8 Mayıs 2017 Pazartesi

Çıkmaz

Bir şiir duyuyorum, biraz fısıltı gibi geliyor kulağıma. Uzaklardan süzülüyor her kelimesi yurduma. Aniden hüzünleniyor kelimeler hiç beklenmedik bir dizesinde. Anlıyorum içindeki burukluğu. Gülerken birden ağlamak istediğim zamanları hatırlatıyor bana. Umursuyorum ama okumaya devam ediyorum. Çünkü eğer yarım kalırsa şiir, intihar etmiş bir hayat bırakmıştır arkasında.

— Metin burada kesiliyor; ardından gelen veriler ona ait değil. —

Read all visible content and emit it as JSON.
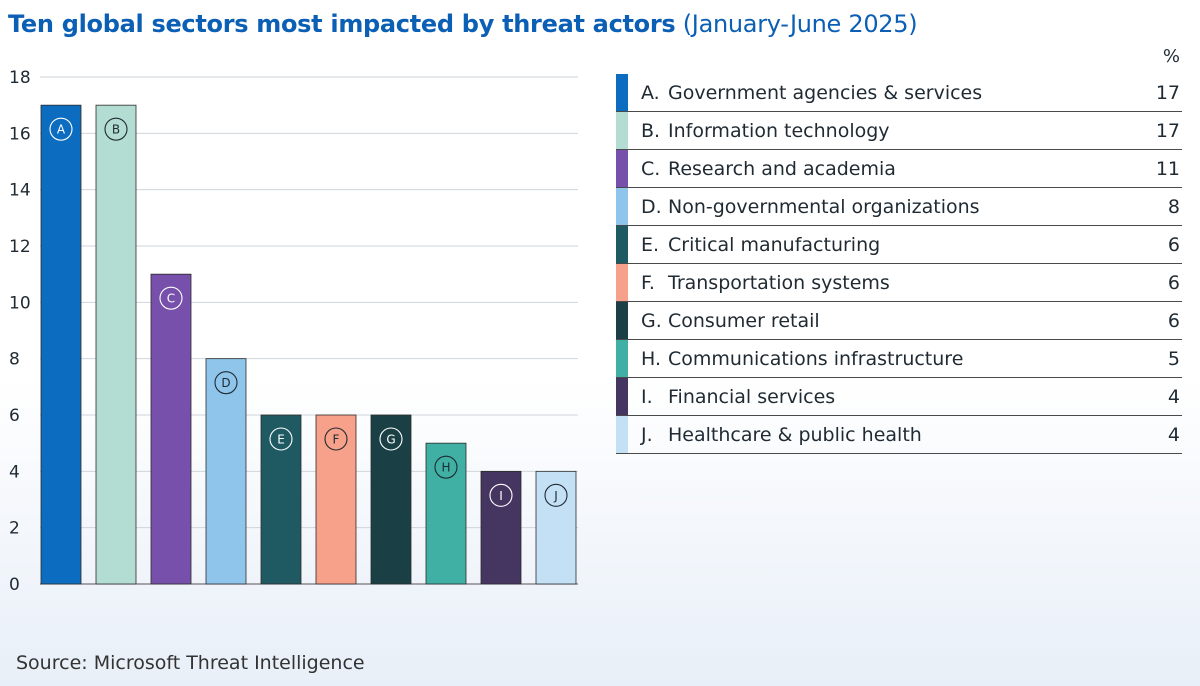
{
  "title": {
    "main": "Ten global sectors most impacted by threat actors",
    "sub": "(January-June 2025)"
  },
  "legend_header": "%",
  "source": "Source: Microsoft Threat Intelligence",
  "chart_data": {
    "type": "bar",
    "title": "Ten global sectors most impacted by threat actors (January-June 2025)",
    "xlabel": "",
    "ylabel": "%",
    "ylim": [
      0,
      18
    ],
    "yticks": [
      "0",
      "2",
      "4",
      "6",
      "8",
      "10",
      "12",
      "14",
      "16",
      "18"
    ],
    "grid": true,
    "legend_position": "right",
    "categories": [
      "A",
      "B",
      "C",
      "D",
      "E",
      "F",
      "G",
      "H",
      "I",
      "J"
    ],
    "labels": [
      "Government agencies & services",
      "Information technology",
      "Research and academia",
      "Non-governmental organizations",
      "Critical manufacturing",
      "Transportation systems",
      "Consumer retail",
      "Communications infrastructure",
      "Financial services",
      "Healthcare & public health"
    ],
    "values": [
      17,
      17,
      11,
      8,
      6,
      6,
      6,
      5,
      4,
      4
    ],
    "colors": [
      "#0c6cbf",
      "#b3dcd3",
      "#7650aa",
      "#8fc5ea",
      "#1f5a63",
      "#f7a08a",
      "#1a4045",
      "#3fb0a3",
      "#453561",
      "#c4e0f5"
    ],
    "circle_styles": [
      "light",
      "dark",
      "light",
      "dark",
      "light",
      "dark",
      "light",
      "dark",
      "light",
      "dark"
    ]
  }
}
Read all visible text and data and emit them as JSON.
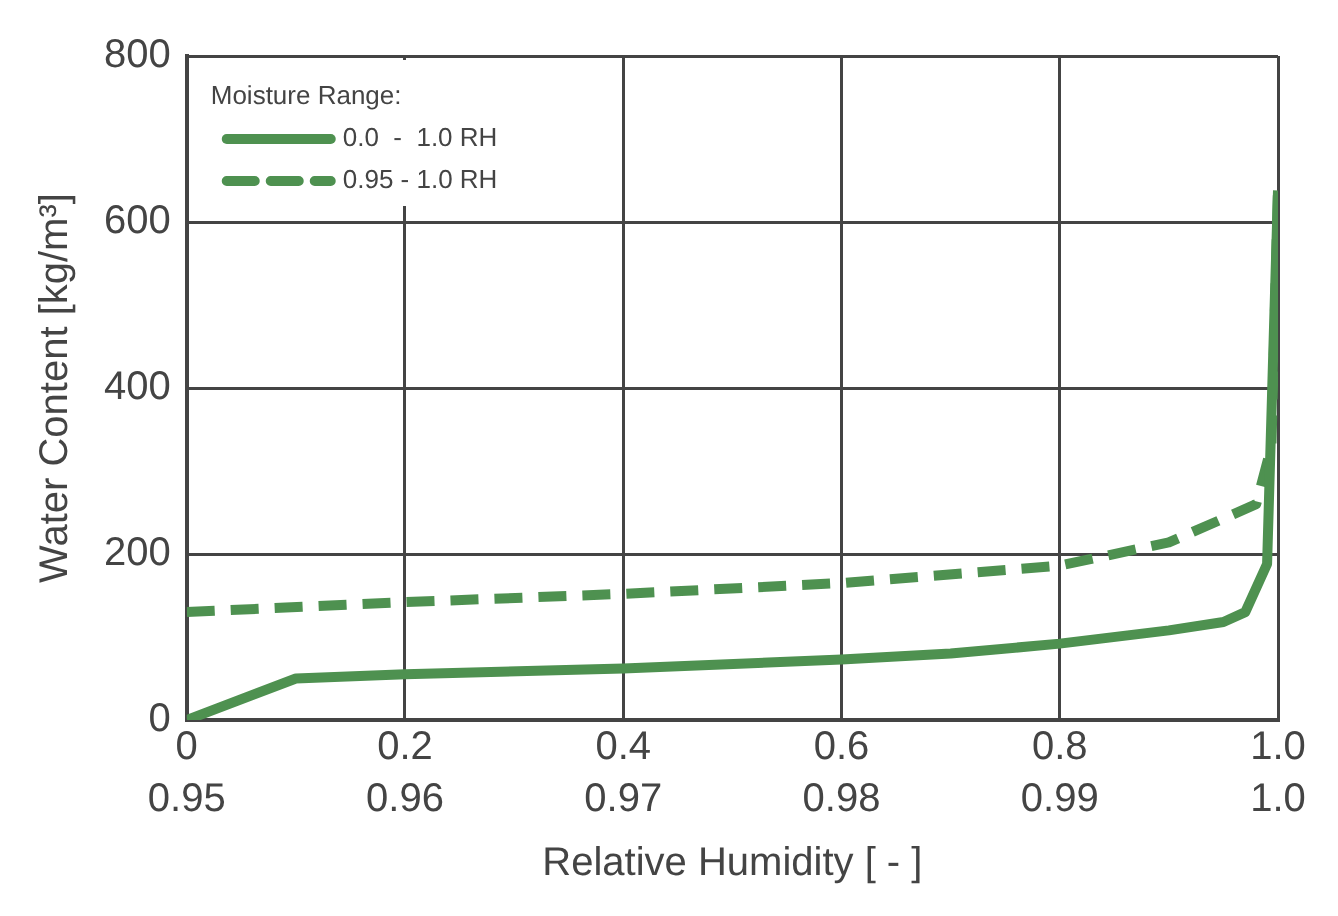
{
  "chart_data": {
    "type": "line",
    "xlabel": "Relative Humidity [ - ]",
    "ylabel": "Water Content [kg/m³]",
    "legend_title": "Moisture Range:",
    "legend": "top left",
    "grid": true,
    "marker": "none",
    "xlim": [
      0,
      1
    ],
    "xticks": [
      0,
      0.2,
      0.4,
      0.6,
      0.8,
      {
        "value": 1,
        "label": "1.0"
      }
    ],
    "x2lim": [
      0.95,
      1
    ],
    "x2ticks": [
      0.95,
      0.96,
      0.97,
      0.98,
      0.99,
      {
        "value": 1,
        "label": "1.0"
      }
    ],
    "ylim": [
      0,
      800
    ],
    "yticks": [
      0,
      200,
      400,
      600,
      800
    ],
    "series": [
      {
        "name": "0.0  -  1.0 RH",
        "color": "#4e9150",
        "line_style": "solid",
        "x": [
          0,
          0.1,
          0.2,
          0.4,
          0.6,
          0.7,
          0.8,
          0.9,
          0.95,
          0.97,
          0.99,
          1.0
        ],
        "values": [
          0,
          50,
          55,
          62,
          73,
          80,
          92,
          108,
          118,
          130,
          188,
          638
        ]
      },
      {
        "name": "0.95 - 1.0 RH",
        "color": "#4e9150",
        "line_style": "dashed",
        "axis": "x2",
        "x": [
          0.95,
          0.96,
          0.97,
          0.98,
          0.99,
          0.995,
          0.999,
          0.9997,
          1.0
        ],
        "values": [
          130,
          142,
          152,
          165,
          186,
          214,
          260,
          330,
          640
        ]
      }
    ]
  }
}
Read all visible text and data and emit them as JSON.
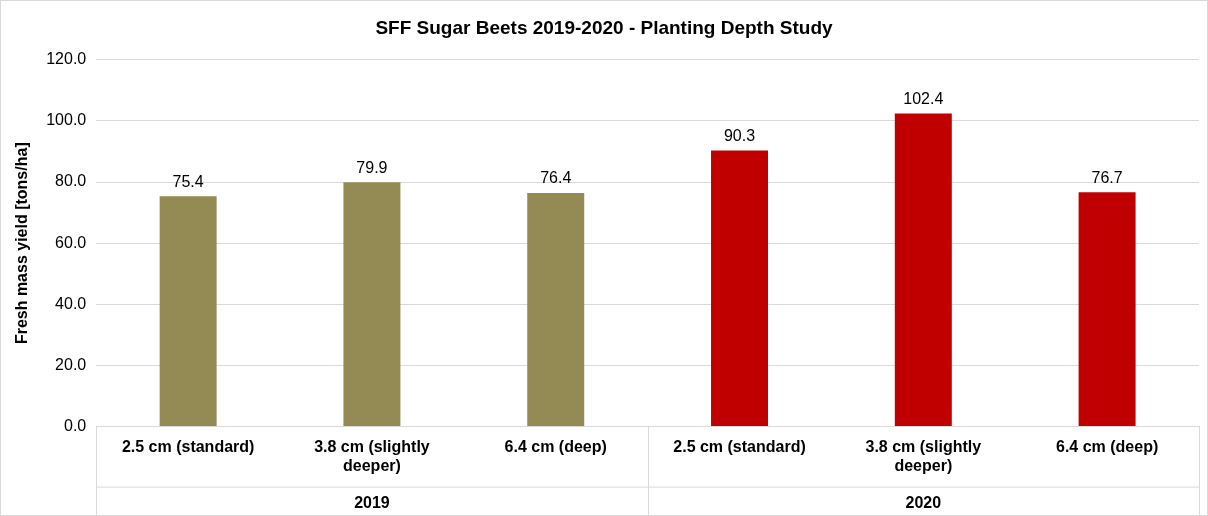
{
  "chart_data": {
    "type": "bar",
    "title": "SFF Sugar Beets 2019-2020 - Planting Depth Study",
    "ylabel": "Fresh mass yield [tons/ha]",
    "categories": [
      "2.5 cm (standard)",
      "3.8 cm (slightly deeper)",
      "6.4 cm (deep)",
      "2.5 cm (standard)",
      "3.8 cm (slightly deeper)",
      "6.4 cm (deep)"
    ],
    "values": [
      75.4,
      79.9,
      76.4,
      90.3,
      102.4,
      76.7
    ],
    "colors": [
      "#948a54",
      "#948a54",
      "#948a54",
      "#c00000",
      "#c00000",
      "#c00000"
    ],
    "annotations": [
      "2019",
      "2020"
    ],
    "ylim": [
      0,
      120
    ],
    "yticks": [
      {
        "value": 0,
        "label": "0.0"
      },
      {
        "value": 20,
        "label": "20.0"
      },
      {
        "value": 40,
        "label": "40.0"
      },
      {
        "value": 60,
        "label": "60.0"
      },
      {
        "value": 80,
        "label": "80.0"
      },
      {
        "value": 100,
        "label": "100.0"
      },
      {
        "value": 120,
        "label": "120.0"
      }
    ],
    "grid": "y",
    "data_labels": true
  }
}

Bir soru soruyorlar, hangi diyardan geldiğini bilmediğim varlıklar bize. “Bu ipi uçurumun bir ucundan diğer ucuna bağlasak üzerinden geçebilir misiniz?” Birileri korkuyor, dengesini kaybedeceğini biliyor. Birileri cesur, gözüm kapalı olsa dahi geçmeye çalışırım diyorlar. Birileri zaten bunun eğitimini almış, onlar için çocuk oyuncağı bir ipin üzerinde yürümek. Ben duruyorum. Hiçbir tepki vermiyorum. Merak edip soruyorlar, neden bir şey söylemiyorsun? Bu ipe çıkmamız için bir nedenimiz yok diyorum. Silahını doğrultuyor adamlar üzerimize. Ya geçmeye çalışacaksınız ya da biz öldüreceğiz. Geçenlere büyük bir ödül vereceğiz. İstediklerini yapabilecekler diye vaat ediyorlar, kafalarımızda silahları. Yine tepki vermiyorum. Varlık sinirleniyor. “Neden bir şey söylemiyorsun? Korkmuyor musun?” diyerek ürkütmeye çalışıyor beni. Bizi kesin bir ölüme gönderiyorsunuz diye cevaplıyorum sorularının hepsini. Varlık şaşırıyor ama belli etmemeye çalışıyor. Nereden biliyorsun bunu diyerek sanki gizli olan bir şeyi belli ettiğimi ima ediyor. Bu ip diyorum, hiç birimizi taşıyacak kadar dayanıklı değil. Bu seçeneklerin hepsi ölümle sonuçlanıyor. Gerçekleri göremeyecek kadar saf mı sanıyorsun sen beni? Ne kadar belli hiç birimizi istemediğiniz, hepimizin ölmesini istiyorsunuz. Çünkü buraya hepimizi öldürmek üzere gönderildiniz. Sadece kendinizi eğlendirmeye çalışıyorsunuz. Bize baştan iki seçenek sunarak zaten bunu gayet açık olarak belli etmiştiniz. Şimdi işinizi yapın, en azından sizler yaşamaya devam edebileceksiniz diyorum. Sonra görevlerini yapıyorlar, hepimizi öldürüyorlar. Hiç birimiz neden orada olduğumuzu, neden seçim yapmak zorunda olduğumuzu, o varlıkların kim olduğunu bilmeden ölüp gidiyoruz. Ama en önemlisi biz de kim olduğumuzu bilmiyoruz.